Louisville has already seen some of its worst COVID-19 numbers since March. Now the city is approaching case rates that match the highest point of the pandemic.
“Our positivity rate, the highest one we had, was January 25, which was a positivity rate of 14.39%. Currently, we’re at 13.11%, so we’re nearing the worst numbers that we saw earlier in the year,” said Dr. SarahBeth Hartlage, associate medical director of the Department of Public Health and Wellness.
The city’s hospitals are nearing the COVID-19 patient load they saw last winter.
“We’re near our peak. When we were back in December, we had about 221 patients in the hospital. We’re at 197 today,” Dr. Steve Hester, chief medical officer at Norton Healthcare, said.

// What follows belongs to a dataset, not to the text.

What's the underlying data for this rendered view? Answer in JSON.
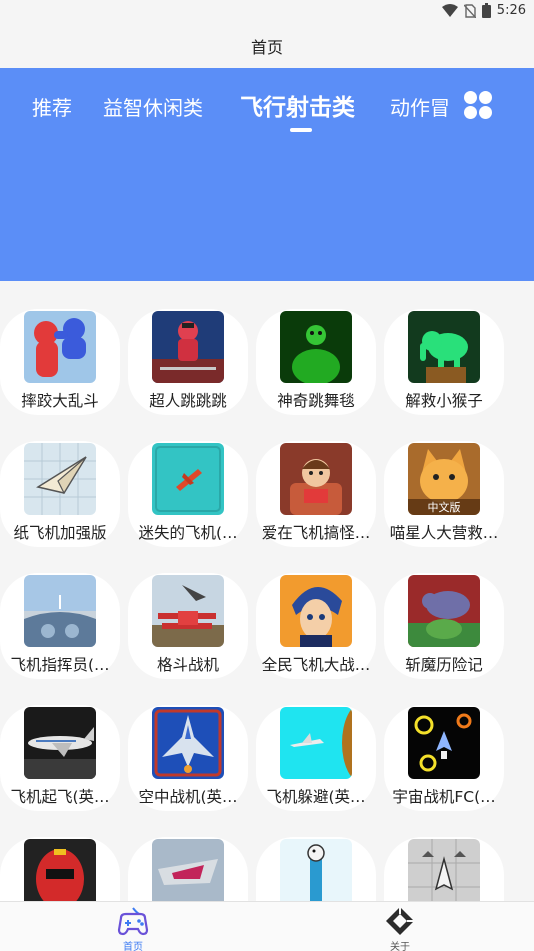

Across the Baptist Health hospital network, the number of COVID-19 patients went from around 100 a month ago, to now being more than 400.
Louisville hospitals are not just taking on patients from the city, they are also taking on patients from hospitals across the state.
“At one point we had 46 requests for transfers into the system from all over the state for people looking for beds,” said Dr. Jason Smith, chief medical officer at University of Louisville Health.
As the strain on health care workers continues to intensify, officials ask people to show patience with people working at hospitals and emergency rooms.
“The biggest thing right now is that the health care industry is tired,” said Smith, “Now, we’re back to worrying about can we take this virus back home to our own families.”
Medical leaders are also urging people to get vaccinated.
The Pfizer vaccine received full FDA approval earlier this week; health officials hope this will relieve some people’s vaccine hesitancy.
Mayor Greg Fischer said he will wait to see what happens with vaccine numbers in the coming weeks before deciding to institute a vaccine mandate for city workers.